Leth, throughout his involvement with Zumbro, was aware of the financial problems facing the corporation. The trial court had sufficient evidence to support its conclusion that Leth was left with debts in the near future beyond his ability to pay as they came due.
Ill
Minn.Stat. § 513.44(a)(1) forbids debtors to make a transfer "with actual intent to hinder, delay or defraud any creditor of the debtor." Minn.Stat. § 513.44(b) contains a lengthy list of "badges of fraud" which help determine actual intent.
Leth transferred the land, via the family trust, to Donald, his son and business partner. Minn.Stat. § 513.44(b)(1) (transfer to an insider). The trust was designed to be revocable by Erling and Catherine, supporting the trial court's conclusion that Erling Leth retained control of the property transferred. Minn.Stat. § 513.44(b)(2).
As of the date of transfer, the bank had called in the SBA to take over the loans and had notified Leth that the SBA would be calling in his personal guarantee on the loans, thus raising the threat of suit. Minn.Stat. § 513.44(b)(4).
Leth's transfer to a trust which could make payments to Leth in the sole discretion of the trustee left him with no nonexempt assets and thus rendered him insolvent. Minn.Stat. § 513.44(b)(5), (9).

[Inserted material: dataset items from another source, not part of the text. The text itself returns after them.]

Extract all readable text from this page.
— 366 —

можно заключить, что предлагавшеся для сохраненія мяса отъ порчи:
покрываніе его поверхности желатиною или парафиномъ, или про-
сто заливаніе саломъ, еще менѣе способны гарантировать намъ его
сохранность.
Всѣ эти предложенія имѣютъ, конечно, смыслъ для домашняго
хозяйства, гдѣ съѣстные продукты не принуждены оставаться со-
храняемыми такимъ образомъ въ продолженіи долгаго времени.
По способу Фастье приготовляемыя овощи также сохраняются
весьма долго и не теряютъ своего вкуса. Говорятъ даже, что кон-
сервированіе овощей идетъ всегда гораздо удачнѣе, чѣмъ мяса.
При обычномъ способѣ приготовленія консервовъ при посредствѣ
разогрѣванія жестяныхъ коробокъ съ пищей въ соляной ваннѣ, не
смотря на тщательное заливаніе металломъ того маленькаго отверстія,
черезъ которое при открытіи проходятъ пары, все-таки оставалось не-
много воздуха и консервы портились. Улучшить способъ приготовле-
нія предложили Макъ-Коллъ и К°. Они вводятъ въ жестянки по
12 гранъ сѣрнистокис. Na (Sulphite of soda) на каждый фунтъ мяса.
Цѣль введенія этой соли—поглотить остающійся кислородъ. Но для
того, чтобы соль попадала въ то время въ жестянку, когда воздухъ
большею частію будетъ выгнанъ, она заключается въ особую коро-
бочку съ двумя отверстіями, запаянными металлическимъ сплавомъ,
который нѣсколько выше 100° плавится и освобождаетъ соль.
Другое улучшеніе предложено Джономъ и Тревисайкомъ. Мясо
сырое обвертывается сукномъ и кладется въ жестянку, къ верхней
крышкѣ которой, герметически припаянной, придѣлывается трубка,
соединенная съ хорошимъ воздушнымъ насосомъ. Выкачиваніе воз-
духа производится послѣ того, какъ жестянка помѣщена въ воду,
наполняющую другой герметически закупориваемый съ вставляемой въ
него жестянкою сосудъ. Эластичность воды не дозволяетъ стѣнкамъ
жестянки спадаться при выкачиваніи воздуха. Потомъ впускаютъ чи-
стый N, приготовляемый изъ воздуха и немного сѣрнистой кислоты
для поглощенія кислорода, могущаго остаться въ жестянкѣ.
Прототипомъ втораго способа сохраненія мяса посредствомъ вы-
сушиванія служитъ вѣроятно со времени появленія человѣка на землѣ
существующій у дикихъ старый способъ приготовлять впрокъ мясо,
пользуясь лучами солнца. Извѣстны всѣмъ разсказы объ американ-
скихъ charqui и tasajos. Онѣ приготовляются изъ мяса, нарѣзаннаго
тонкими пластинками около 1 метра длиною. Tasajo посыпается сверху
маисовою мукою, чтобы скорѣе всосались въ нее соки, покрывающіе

Leth did not receive a reasonably equivalent value in exchange for the land transfer. This is also a badge of fraud under Minn.Stat. § 513.44(b)(8). We find here, given the several badges of fraudulent intent noted above, that the evidence supports the trial court's finding that Leth made the transfer to the trust with actual intent to hinder, delay or defraud his creditors.
State, Department of Public Welfare v. Thibert, 279 N.W.2d 53 (Minn.1979), involved a farmer who, facing a possible liability suit, transferred land to a family trust. In dicta, our supreme court noted that, assuming fraudulent intent as to the farmer's future creditors (from a possible liability suit), the land transfer could be set aside. Id. at 57.
DECISION
The trial court did not err in concluding that Leth's transfer of land to a family trust violated Minn.Stat. § 513.44 and, in voiding the transfer, leaving the land subject to all liens incurred upon it.
Affirmed.
. The case, however, involved a creditor of the farmer's wife and thus the transfer was not voided.